Insurance Europe hat vor kurzem ein Paper mit dem Titel  “Ambitions for Europe” veröffentlicht, in dem man Regulierungsvorschläge zu vier Themen unterbreitet, die einige Schlüsselziele der neuen EU-Kommission widerspiegeln. Diese betreffen folgende Zielsetzungen: a) Schaffung eines grüneren, nachhaltigeren Europas, b) Antwort auf die Herausforderungen einer alternden Gesellschaft, c) Finanzierung nachhaltigen wirtschaftlichen Wachstums in der EU und d) Aufrechterhaltung einer weltweit konkurrenzfähigen Rückversicherungsindustrie.

EIOPAs Solvency II-Review 2020
Das Regelwerk für die Assekuranz der EU stelle eine Gelegenheit für die EU-Kommission dar, so Insurance Europe, wichtige Verbesserungen anzustoßen, die die Versicherer dazu in die Lage versetzen könnten, viele Ziele der Kommissionspolitik zu unterstützen. Schließlich sei Solvency II das am höchsten entwickelte Regelwerk für Versicherungsunternehmen weltweit. Europas Assekuranz würde dessen risikobasierte Natur  mit seinen hohen Standards im Bezug auf Governance, Risiko-Management, Reporting und Verbraucherschutz durchaus zu schätzen wissen. Jedoch gebe es einigen Änderungsbedarf in wichtigen Teilgebieten der Regulierung, dem durch das Ergebnis des Reviews der EIOPA Rechnung getragen werden sollte. 

Anregungen zur Modifizierung der geltenden Regelungen
So würde Solvency II nicht auf angemessene Weise die Vorteile, die durch die langfristigen Geschäftsmodelle der Branche geschaffen werden, erfassen.
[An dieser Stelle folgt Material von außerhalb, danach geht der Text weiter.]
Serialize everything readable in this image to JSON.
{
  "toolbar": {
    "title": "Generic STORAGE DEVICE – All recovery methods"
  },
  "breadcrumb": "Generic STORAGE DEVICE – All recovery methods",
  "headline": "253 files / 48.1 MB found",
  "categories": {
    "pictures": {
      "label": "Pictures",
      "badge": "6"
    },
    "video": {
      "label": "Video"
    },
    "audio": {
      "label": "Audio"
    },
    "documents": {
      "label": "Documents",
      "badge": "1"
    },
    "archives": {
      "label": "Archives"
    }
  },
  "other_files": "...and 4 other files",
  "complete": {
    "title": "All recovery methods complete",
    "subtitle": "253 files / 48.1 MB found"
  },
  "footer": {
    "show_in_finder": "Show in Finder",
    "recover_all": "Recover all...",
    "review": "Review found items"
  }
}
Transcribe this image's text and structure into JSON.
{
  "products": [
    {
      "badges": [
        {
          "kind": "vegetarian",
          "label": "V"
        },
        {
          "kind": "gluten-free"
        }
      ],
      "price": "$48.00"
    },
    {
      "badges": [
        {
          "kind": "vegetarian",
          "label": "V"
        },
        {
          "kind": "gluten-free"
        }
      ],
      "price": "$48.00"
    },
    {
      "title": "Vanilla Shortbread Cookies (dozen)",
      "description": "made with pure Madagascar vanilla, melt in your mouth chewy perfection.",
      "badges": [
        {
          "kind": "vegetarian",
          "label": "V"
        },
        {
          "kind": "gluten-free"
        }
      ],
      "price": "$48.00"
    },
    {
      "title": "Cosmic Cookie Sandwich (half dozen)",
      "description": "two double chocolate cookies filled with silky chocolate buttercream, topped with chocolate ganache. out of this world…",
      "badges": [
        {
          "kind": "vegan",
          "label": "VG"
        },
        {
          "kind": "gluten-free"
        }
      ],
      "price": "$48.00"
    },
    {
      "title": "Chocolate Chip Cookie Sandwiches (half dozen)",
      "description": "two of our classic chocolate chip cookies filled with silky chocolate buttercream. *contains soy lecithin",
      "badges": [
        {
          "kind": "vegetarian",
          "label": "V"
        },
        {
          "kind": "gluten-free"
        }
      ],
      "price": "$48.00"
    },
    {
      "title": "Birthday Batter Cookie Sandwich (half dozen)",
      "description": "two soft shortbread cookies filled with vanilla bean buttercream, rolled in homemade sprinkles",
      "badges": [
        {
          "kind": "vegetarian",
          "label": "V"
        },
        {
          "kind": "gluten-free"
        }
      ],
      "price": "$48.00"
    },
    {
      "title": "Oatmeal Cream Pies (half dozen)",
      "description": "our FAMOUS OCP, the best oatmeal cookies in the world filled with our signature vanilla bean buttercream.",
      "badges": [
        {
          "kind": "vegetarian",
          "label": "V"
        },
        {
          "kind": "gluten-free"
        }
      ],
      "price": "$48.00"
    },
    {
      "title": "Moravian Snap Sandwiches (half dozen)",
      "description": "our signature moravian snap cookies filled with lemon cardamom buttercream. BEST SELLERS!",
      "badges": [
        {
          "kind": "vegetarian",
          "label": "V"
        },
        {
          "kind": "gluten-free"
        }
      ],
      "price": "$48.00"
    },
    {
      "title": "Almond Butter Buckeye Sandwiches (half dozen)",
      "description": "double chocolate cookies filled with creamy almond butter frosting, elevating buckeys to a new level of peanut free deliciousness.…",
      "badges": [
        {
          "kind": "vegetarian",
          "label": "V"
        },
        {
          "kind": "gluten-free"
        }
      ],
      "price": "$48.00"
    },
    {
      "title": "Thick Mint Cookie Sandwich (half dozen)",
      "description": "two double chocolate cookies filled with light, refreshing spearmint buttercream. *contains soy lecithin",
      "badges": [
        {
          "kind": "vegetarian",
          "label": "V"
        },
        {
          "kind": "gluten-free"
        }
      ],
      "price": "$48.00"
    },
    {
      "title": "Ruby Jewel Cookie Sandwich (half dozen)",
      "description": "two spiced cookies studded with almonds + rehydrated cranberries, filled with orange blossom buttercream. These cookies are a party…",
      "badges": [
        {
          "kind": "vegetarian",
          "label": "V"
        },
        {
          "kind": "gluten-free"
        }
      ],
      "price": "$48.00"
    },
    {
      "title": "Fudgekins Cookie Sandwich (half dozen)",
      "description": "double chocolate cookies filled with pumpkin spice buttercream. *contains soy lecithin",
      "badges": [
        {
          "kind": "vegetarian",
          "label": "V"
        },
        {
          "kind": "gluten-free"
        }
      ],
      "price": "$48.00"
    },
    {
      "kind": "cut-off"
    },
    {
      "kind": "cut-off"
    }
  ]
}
Dies führe zu einer Überschätzung von Verbindlichkeiten, Investmentrisiken und Volatlität, woraus zu hohe Kapitalanforderungen resultierten. EIOPA habe zwar eine Vielzahl von Anregungen und Ideen in den Bericht gepackt, von denen stünden aber einige den Zielen der EU-Kommission entgegen.

Aktionistische Bürokratie, nein danke
EIOPAs Konsultation beinhalte Vorschläge, die - so sie geltendes Recht würden - die Kapitalanforderungen an die Assekuranz für langfristiges Geschäft sogar noch erhöhten  anstelle diese zu senken. Dies würde Langfristanlagen auf der Investmentseite verteuern und damit erschweren, was den Zielen der Kommission eindeutig zuwiderliefe, die ja die Assekuranz als größten institutionellen Investor für ihre Vorhaben als Finanzier von Langfristvorhaben benötige. Auch würden Pensionsgarantien und Sparprodukte für Konsumenten dadurch negativ beeinflusst. Die Möglichkeiten der Versicherer, die Transformation der Wirtschaft und des Wachstums in Richtung Nachhaltigkeit zu finanzieren, würden dadurch unnötigerwiese beschnitten, wodurch es für Europa schwieriger würde, im globalen Kontext wettbewerbsfähig zu bleiben. 

Ruhe und Abspecken an der Regulierungsfront gefordert
Anstelle einer Vielzahl von Änderungen auf den Weg zu bringen, von denen einige die Ziele der Kommission beim Umbau der Wirtschaft konterkarierten, sei es ratsam, sich auf Verbesserungen von Solvency II zu konzentrieren, indem man unnötige Erschwernisse und Barrieren abbaue, so Insurance Europe weiter. Dadurch würden nämlich die Versicherer ermutigt, ihrer Rolle beim Verbraucherschutz und als Förderer von Wachstum und Stabilität in Europas Wirtschaft gerecht zu werden. (kb)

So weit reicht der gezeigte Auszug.